CRT Implantation and Programming

A CRT-D was implanted transvenously using standard procedures after obtaining written informed consent from all patients. A right ventricular (RV) lead was positioned at the RV septal apex, and an LV lead was then implanted in a suitable branch of the coronary vein at a site that produced an acceptable pacing threshold without diaphragmatic pacing. The veins from the lateral wall, which are defined as LV myocardial segments by the European Heart Rhythm Association/Heart Rhythm Society expert consensus,¹³ were the first choice for the LV lead position at the discretion of the implanting physician without guidance by RV-LV timing. Atrioventricular delay was optimized using Doppler echocardiography to provide the maximum LV filling time without interference from the atrial wave and diastolic mitral regurgitation; interventricular delay was then adjusted based on the pulsed-wave LV outflow tract velocity.

This study included 99 (62%) patients with a CRT device capable of atrial antitachycardia pacing (ATP), and ATP was programmed in 74 patients (46%).

Detection of ATA and VAs

We analyzed the data of continuous monitoring using an ATA detection algorithm via implantable devices and confirmed true ATA episodes.¹⁴ An ATA episode was defined as a high-rate atrial episode (≥180 beats/min) that lasted for at least 30 s.¹⁵ We evaluated the longest ATA duration during the first year after CRT implantation and classified patients according to the longest ATA duration into 2 groups: (1) ATA(−) group, patients without ATAs; and (2) ATA(+) group, patients with ATAs (30 s<ATA≤6 min; 6 min<ATA≤24 h; and ATA >24 h).

VAs were evaluated by an intracardiac electrogram (EGM), which included pre-episode, detection, and post-therapy sections with 3-channel signals from the atrial, RV, and LV electrodes, or the RV far-field signal.
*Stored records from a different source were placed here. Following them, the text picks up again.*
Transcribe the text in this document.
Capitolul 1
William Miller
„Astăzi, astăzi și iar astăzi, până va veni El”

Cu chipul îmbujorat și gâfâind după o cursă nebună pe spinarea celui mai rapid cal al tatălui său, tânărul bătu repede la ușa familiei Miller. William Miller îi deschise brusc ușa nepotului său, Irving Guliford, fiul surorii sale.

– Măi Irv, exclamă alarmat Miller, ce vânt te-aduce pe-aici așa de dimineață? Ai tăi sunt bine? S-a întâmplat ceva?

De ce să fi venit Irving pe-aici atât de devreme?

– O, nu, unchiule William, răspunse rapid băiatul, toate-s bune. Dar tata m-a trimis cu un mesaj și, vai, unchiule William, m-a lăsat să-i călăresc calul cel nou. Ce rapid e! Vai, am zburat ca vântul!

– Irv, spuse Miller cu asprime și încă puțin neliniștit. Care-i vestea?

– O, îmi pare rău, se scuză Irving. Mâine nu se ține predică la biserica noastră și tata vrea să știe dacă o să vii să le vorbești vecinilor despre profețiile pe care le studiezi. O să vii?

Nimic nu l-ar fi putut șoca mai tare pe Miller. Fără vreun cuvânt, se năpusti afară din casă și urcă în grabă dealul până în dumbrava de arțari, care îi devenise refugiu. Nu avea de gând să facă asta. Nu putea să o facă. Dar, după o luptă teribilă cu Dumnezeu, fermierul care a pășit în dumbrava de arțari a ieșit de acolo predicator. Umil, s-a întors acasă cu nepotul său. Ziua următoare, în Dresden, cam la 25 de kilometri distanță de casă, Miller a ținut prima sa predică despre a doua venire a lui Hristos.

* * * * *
VA was defined as lasting >30 s or treated by CRT-D including both ATP and shock. We distinguished between VAs and supraventricular tachyarrhythmias based on morphology of the tachycardia compared with the baseline rhythm and tachycardia onset and stability, the atrial and ventricular cycle length, and atrioventricular decoupling.

Each arrhythmic episode was obtained from ICD follow-up charts including remote telemetry and in-person evaluation, hospital records, and outpatient evaluation during the follow-up period. VA episodes were not counted during the first year after CRT implantation.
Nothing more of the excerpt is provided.